Maureen Kelley, PhD, an associate professor for the department of pediatrics at the University of Washington, saw that students weren't properly prepared to handle the emotional repercussions of a stillbirth.

"We don't train our physicians very well to handle the emotional, psychological side of it, says Kelley, "There's a little bit of training on the recognition and the science and symptoms of distress and they're trained on how to medically manage a woman who is having a stillbirth. But there's a whole other side to it, the emotional and psychological side of losing a pregnancy and how parents suffer in that process."

Kelley taught and developed the one-day course with Michael Gravett, MD and Alyssa Stephenson-Famy, MD, both OB-Gyns at the University of Washington.

The first hour covers the medical management of stillbirth, including the skills needed to handle a stillbirth, how to identify the signs that a mother might go through a stillbirth, and how to talk with parents who fear another stillbirth.

The next two hours instruct how to psychologically support parents going through a stillbirth. This section details the various emotions parents experience, and offers doctors ways to help them through.

Kelley tells the residents stories about what parents have told her during interviews, and offers a frank discussion of grief triggers, and what should, and shouldn't be said in those situations.

Two parents from the group Stillborn, Still Loved, an advocacy group that supports and partially funds GAPPS, then told their stories to the audience.

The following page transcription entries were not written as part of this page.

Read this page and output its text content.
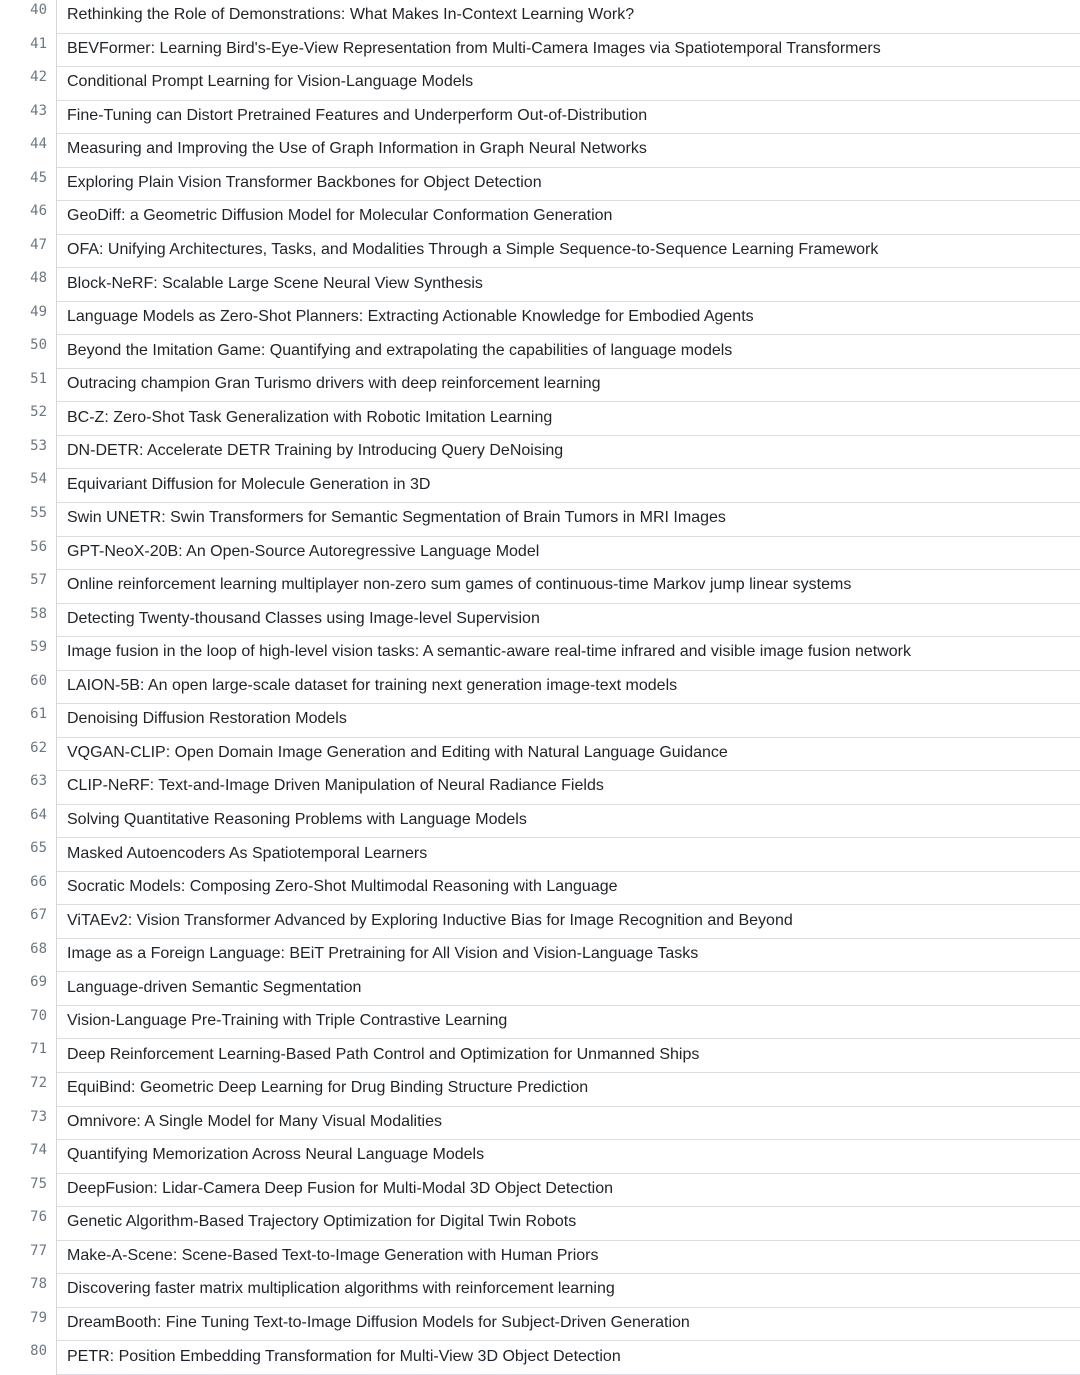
40	Rethinking the Role of Demonstrations: What Makes In-Context Learning Work?
41	BEVFormer: Learning Bird's-Eye-View Representation from Multi-Camera Images via Spatiotemporal Transformers
42	Conditional Prompt Learning for Vision-Language Models
43	Fine-Tuning can Distort Pretrained Features and Underperform Out-of-Distribution
44	Measuring and Improving the Use of Graph Information in Graph Neural Networks
45	Exploring Plain Vision Transformer Backbones for Object Detection
46	GeoDiff: a Geometric Diffusion Model for Molecular Conformation Generation
47	OFA: Unifying Architectures, Tasks, and Modalities Through a Simple Sequence-to-Sequence Learning Framework
48	Block-NeRF: Scalable Large Scene Neural View Synthesis
49	Language Models as Zero-Shot Planners: Extracting Actionable Knowledge for Embodied Agents
50	Beyond the Imitation Game: Quantifying and extrapolating the capabilities of language models
51	Outracing champion Gran Turismo drivers with deep reinforcement learning
52	BC-Z: Zero-Shot Task Generalization with Robotic Imitation Learning
53	DN-DETR: Accelerate DETR Training by Introducing Query DeNoising
54	Equivariant Diffusion for Molecule Generation in 3D
55	Swin UNETR: Swin Transformers for Semantic Segmentation of Brain Tumors in MRI Images
56	GPT-NeoX-20B: An Open-Source Autoregressive Language Model
57	Online reinforcement learning multiplayer non-zero sum games of continuous-time Markov jump linear systems
58	Detecting Twenty-thousand Classes using Image-level Supervision
59	Image fusion in the loop of high-level vision tasks: A semantic-aware real-time infrared and visible image fusion network
60	LAION-5B: An open large-scale dataset for training next generation image-text models
61	Denoising Diffusion Restoration Models
62	VQGAN-CLIP: Open Domain Image Generation and Editing with Natural Language Guidance
63	CLIP-NeRF: Text-and-Image Driven Manipulation of Neural Radiance Fields
64	Solving Quantitative Reasoning Problems with Language Models
65	Masked Autoencoders As Spatiotemporal Learners
66	Socratic Models: Composing Zero-Shot Multimodal Reasoning with Language
67	ViTAEv2: Vision Transformer Advanced by Exploring Inductive Bias for Image Recognition and Beyond
68	Image as a Foreign Language: BEiT Pretraining for All Vision and Vision-Language Tasks
69	Language-driven Semantic Segmentation
70	Vision-Language Pre-Training with Triple Contrastive Learning
71	Deep Reinforcement Learning-Based Path Control and Optimization for Unmanned Ships
72	EquiBind: Geometric Deep Learning for Drug Binding Structure Prediction
73	Omnivore: A Single Model for Many Visual Modalities
74	Quantifying Memorization Across Neural Language Models
75	DeepFusion: Lidar-Camera Deep Fusion for Multi-Modal 3D Object Detection
76	Genetic Algorithm-Based Trajectory Optimization for Digital Twin Robots
77	Make-A-Scene: Scene-Based Text-to-Image Generation with Human Priors
78	Discovering faster matrix multiplication algorithms with reinforcement learning
79	DreamBooth: Fine Tuning Text-to-Image Diffusion Models for Subject-Driven Generation
80	PETR: Position Embedding Transformation for Multi-View 3D Object Detection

The effect was profound.

"It was very emotional, a lot of the students were crying," said Kelley. "I heard later from several of the residents that they will never forget it. To have that time to listen to parents tell their story really stuck with them."

Understanding Failure
Lessons learned from the lecture didn't just focus on the emotional handling of stillborn parents. With the parents discussing their anger and frustration with parts of their treatment, it taught physicians how to deal with the notion of failure.

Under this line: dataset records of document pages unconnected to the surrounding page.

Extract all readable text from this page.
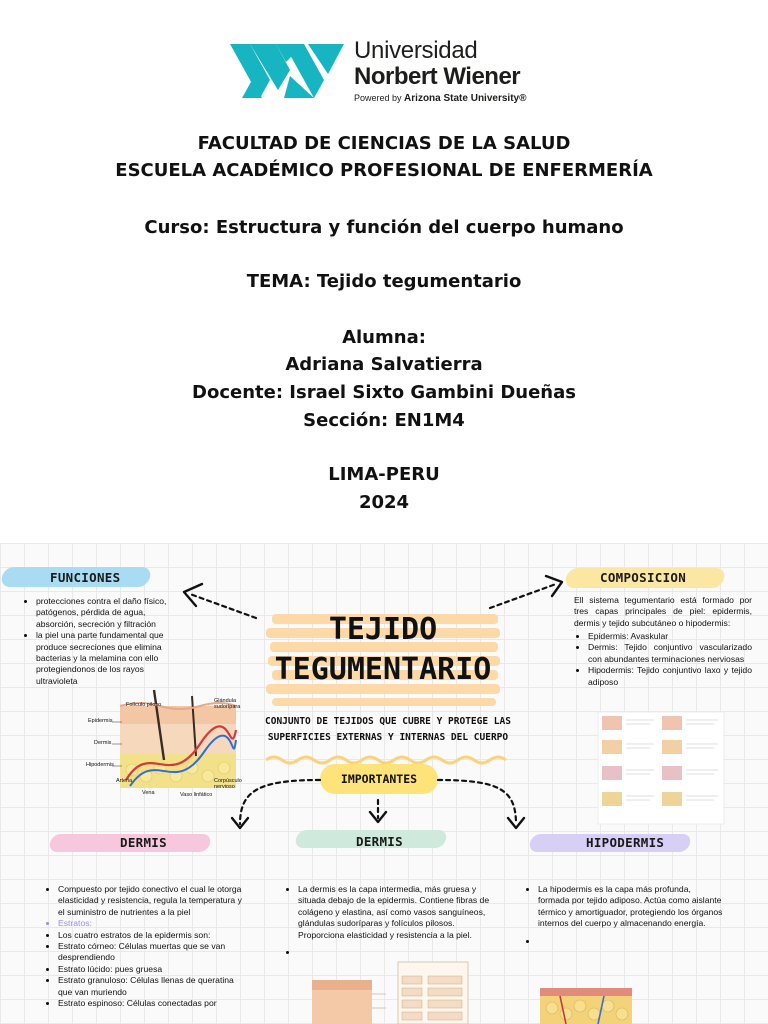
Universidad
Norbert Wiener
Powered by Arizona State University®
FACULTAD DE CIENCIAS DE LA SALUD
ESCUELA ACADÉMICO PROFESIONAL DE ENFERMERÍA
Curso: Estructura y función del cuerpo humano
TEMA: Tejido tegumentario
Alumna:
Adriana Salvatierra
Docente: Israel Sixto Gambini Dueñas
Sección: EN1M4
LIMA-PERU
2024
TEJIDO
TEGUMENTARIO
CONJUNTO DE TEJIDOS QUE CUBRE Y PROTEGE LAS
SUPERFICIES EXTERNAS Y INTERNAS DEL CUERPO
IMPORTANTES
FUNCIONES
• protecciones contra el daño físico, patógenos, pérdida de agua, absorción, secreción y filtración
• la piel una parte fundamental que produce secreciones que elimina bacterias y la melamina con ello protegiendonos de los rayos ultravioleta
Epidermis
Dermis
Hipodermis
Folículo piloso
Glándula sudorípara
Arteria
Vena	Vaso linfático
Corpúsculo nervioso
COMPOSICION
Ell sistema tegumentario está formado por tres capas principales de piel: epidermis, dermis y tejido subcutáneo o hipodermis:
• Epidermis: Avaskular
• Dermis: Tejido conjuntivo vascularizado con abundantes terminaciones nerviosas
• Hipodermis: Tejido conjuntivo laxo y tejido adiposo
DERMIS
• Compuesto por tejido conectivo el cual le otorga elasticidad y resistencia, regula la temperatura y el suministro de nutrientes a la piel
• Estratos:
• Los cuatro estratos de la epidermis son:
• Estrato córneo: Células muertas que se van desprendiendo
• Estrato lúcido: pues gruesa
• Estrato granuloso: Células llenas de queratina que van muriendo
• Estrato espinoso: Células conectadas por
DERMIS
• La dermis es la capa intermedia, más gruesa y situada debajo de la epidermis. Contiene fibras de colágeno y elastina, así como vasos sanguíneos, glándulas sudoríparas y folículos pilosos. Proporciona elasticidad y resistencia a la piel.
•
HIPODERMIS
• La hipodermis es la capa más profunda, formada por tejido adiposo. Actúa como aislante térmico y amortiguador, protegiendo los órganos internos del cuerpo y almacenando energía.
•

"One of the hardest things to teach in medicine is how to handle not being perfect, that you can't always save patients," said Kelley. "These parents were very generously teaching that."

The success of last year's session has prompted Kelley to plan a second session with new parents in October.

The programs at Thomas Jefferson and GAPPS highlight a vital side of medicine that will only grow in importance as the industry continues to change.

"The more innovative we can be, the more we can try to adapt to the changes in the healthcare setting, which are becoming so demanding and difficult," says Kelley. "Trainees are under pressure to learn so much information that we are going uphill in terms of trying to round out their experiences to include the emotional and psychological aspects of care."